Los ángeles que conozco tienen mirada profunda, de esas que desafían, que escrutan las más profundas intenciones. Sonríen con ese gesto de condescendencia, de compasión con esta sociedad que no sabe ni de dónde viene, ni para qué vino. Los he visto con sus enormes alas que recogidas dan el largo de su tolerancia y ya extendidas la fuerza de su impetuoso vuelo. He escuchado el metálico sonido de su inseparable espada, el viento silbar al moverla certera frente a los obstáculos, prejuicios o en su anhelo de limpiarles el camino a quienes les han detenido el vuelo o les han cortado las alas.
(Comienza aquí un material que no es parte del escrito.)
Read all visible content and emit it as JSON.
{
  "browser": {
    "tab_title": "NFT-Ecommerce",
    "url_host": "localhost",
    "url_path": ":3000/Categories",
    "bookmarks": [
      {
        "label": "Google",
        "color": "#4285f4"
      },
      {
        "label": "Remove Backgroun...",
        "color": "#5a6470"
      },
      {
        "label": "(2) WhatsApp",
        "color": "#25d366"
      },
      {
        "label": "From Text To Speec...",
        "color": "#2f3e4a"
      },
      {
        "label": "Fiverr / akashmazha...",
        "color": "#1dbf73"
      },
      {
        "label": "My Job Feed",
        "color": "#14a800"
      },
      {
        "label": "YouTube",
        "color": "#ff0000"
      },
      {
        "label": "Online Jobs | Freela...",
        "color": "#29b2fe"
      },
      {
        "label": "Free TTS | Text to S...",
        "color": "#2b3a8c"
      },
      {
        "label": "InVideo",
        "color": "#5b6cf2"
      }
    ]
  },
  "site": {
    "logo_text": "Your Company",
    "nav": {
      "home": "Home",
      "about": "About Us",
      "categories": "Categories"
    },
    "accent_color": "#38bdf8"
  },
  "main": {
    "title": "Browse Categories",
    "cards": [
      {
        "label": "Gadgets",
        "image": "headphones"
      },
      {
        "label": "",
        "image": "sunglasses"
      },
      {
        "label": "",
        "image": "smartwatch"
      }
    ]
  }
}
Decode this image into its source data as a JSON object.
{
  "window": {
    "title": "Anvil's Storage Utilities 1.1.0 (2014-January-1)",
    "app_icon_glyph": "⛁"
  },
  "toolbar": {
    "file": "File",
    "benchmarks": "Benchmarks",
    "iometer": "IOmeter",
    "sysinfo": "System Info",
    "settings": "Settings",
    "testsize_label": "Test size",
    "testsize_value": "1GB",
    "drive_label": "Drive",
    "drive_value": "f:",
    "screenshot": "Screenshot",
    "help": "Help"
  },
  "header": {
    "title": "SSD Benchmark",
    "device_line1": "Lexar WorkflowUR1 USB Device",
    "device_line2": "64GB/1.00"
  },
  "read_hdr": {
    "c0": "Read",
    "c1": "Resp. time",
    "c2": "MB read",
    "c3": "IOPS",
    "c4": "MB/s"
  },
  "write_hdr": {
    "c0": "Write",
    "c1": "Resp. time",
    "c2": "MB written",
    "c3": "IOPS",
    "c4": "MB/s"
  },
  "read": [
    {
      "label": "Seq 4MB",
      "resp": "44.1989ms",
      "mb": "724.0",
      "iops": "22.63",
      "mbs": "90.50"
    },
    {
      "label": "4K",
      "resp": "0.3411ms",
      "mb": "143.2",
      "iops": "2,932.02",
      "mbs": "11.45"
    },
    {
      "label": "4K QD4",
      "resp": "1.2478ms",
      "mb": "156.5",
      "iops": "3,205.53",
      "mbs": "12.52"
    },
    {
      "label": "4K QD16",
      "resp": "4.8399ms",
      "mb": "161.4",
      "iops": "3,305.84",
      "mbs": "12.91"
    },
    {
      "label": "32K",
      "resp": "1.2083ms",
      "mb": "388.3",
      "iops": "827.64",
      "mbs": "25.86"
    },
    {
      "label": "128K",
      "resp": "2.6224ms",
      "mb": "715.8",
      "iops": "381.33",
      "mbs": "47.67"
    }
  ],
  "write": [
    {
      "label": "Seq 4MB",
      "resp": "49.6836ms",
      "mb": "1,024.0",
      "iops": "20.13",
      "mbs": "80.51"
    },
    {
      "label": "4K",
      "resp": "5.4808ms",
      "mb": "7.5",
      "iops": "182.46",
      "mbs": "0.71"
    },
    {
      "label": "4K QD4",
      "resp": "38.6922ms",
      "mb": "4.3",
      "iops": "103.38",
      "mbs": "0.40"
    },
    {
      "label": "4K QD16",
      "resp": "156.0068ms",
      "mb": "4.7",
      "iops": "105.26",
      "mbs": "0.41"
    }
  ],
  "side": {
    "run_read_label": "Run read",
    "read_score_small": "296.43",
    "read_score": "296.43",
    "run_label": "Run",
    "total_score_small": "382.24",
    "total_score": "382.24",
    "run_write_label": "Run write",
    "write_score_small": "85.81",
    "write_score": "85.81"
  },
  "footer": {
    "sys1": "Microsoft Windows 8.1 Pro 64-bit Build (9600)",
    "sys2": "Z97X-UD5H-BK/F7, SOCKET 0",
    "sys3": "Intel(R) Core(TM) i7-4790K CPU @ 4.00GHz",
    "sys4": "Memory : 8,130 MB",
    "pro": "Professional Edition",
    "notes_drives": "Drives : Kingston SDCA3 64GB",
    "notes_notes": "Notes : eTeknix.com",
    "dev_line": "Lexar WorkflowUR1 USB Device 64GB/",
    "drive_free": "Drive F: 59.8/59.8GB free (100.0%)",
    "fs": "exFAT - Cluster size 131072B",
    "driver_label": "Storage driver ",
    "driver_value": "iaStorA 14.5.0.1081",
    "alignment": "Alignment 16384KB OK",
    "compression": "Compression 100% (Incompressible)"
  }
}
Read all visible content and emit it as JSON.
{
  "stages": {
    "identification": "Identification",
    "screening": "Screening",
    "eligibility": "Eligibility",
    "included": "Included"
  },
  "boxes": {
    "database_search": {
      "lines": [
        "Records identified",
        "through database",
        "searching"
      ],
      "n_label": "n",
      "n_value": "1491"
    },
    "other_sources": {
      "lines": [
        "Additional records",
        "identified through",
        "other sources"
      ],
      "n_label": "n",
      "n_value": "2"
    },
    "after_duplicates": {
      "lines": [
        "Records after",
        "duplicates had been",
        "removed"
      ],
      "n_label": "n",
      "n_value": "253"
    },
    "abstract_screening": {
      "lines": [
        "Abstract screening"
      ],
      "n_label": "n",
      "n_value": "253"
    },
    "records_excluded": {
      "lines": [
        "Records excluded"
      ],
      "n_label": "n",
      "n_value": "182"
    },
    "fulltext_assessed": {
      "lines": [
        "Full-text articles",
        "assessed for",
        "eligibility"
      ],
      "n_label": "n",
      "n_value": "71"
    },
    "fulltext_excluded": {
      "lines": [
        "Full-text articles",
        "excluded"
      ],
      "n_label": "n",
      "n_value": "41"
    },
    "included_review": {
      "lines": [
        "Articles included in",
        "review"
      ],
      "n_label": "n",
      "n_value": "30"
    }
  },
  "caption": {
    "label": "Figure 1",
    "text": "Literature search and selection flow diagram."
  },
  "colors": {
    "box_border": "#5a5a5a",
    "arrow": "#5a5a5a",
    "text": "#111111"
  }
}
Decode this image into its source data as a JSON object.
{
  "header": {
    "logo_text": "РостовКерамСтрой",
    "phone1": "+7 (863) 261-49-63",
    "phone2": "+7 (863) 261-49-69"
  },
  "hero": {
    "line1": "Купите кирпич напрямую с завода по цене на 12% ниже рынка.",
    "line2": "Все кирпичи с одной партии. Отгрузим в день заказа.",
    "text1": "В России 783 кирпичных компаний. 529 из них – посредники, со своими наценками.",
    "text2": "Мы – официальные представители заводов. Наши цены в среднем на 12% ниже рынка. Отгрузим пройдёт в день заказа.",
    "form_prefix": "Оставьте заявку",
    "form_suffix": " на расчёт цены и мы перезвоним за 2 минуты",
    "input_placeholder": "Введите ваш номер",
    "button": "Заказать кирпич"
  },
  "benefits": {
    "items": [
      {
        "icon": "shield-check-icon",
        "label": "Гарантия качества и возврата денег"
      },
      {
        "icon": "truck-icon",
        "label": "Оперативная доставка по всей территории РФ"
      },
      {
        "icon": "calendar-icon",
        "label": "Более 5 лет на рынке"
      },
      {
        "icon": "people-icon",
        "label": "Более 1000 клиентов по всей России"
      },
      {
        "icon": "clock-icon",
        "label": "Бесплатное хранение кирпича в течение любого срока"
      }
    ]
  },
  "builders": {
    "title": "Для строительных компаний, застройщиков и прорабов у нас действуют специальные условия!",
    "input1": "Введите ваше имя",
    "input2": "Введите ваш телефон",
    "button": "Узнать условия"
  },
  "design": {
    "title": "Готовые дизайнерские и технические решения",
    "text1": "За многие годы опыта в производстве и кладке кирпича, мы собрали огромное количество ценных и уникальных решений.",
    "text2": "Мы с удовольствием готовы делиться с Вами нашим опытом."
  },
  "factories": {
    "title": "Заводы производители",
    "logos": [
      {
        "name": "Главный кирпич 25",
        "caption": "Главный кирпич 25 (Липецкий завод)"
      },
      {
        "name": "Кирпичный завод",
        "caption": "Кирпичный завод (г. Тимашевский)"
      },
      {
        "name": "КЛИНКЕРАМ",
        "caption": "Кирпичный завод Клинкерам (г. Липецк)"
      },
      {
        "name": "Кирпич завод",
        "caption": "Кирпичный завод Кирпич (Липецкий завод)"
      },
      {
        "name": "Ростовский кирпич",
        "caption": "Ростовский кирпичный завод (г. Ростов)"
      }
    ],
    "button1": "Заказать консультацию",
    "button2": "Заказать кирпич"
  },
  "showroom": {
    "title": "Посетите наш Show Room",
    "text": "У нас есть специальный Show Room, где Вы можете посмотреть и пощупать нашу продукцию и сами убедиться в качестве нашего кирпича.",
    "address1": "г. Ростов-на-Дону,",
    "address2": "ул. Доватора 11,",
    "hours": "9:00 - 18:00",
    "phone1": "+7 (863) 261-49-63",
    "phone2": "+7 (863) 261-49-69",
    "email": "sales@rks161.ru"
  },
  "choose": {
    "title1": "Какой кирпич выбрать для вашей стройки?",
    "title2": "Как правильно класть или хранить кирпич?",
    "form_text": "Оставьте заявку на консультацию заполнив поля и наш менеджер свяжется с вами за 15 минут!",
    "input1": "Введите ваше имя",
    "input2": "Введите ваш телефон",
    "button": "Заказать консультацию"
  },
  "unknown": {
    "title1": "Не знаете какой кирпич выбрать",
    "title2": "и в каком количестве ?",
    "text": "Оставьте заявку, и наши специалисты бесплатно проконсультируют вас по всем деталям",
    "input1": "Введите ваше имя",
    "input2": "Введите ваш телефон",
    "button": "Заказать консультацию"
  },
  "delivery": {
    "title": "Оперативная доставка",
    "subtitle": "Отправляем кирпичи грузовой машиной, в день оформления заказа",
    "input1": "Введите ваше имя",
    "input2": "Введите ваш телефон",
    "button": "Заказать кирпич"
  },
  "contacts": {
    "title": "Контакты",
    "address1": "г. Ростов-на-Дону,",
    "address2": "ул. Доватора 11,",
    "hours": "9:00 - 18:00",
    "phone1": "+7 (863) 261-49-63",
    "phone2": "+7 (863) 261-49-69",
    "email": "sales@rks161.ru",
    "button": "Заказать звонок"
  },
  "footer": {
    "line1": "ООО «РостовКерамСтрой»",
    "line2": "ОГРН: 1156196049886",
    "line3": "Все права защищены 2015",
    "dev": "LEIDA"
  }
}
Llámenlos ángeles si quieren, pero casi siempre se equivocan de versión. La que yo conozco  está muy lejos de lo angelical, de lo débil o de lo sacro. Terrenales y mucho, sus deseos son más intensos, viven con más pasión que nosotros y si de pureza se trata, claro que la tienen: coraje y valentía en estado puro.

La próxima vez que  relacionen ángeles y  personas autistas, van a tener que cambiar la versión sobre todo por el bien de ellos. No necesitan que los vean como estereotipos y menos de ángeles, pero si la metáfora es inevitable, recuerden que existen ángeles colosales que se hacen sentir y cuya fragilidad no es mayor a la de cualquiera de nosotros.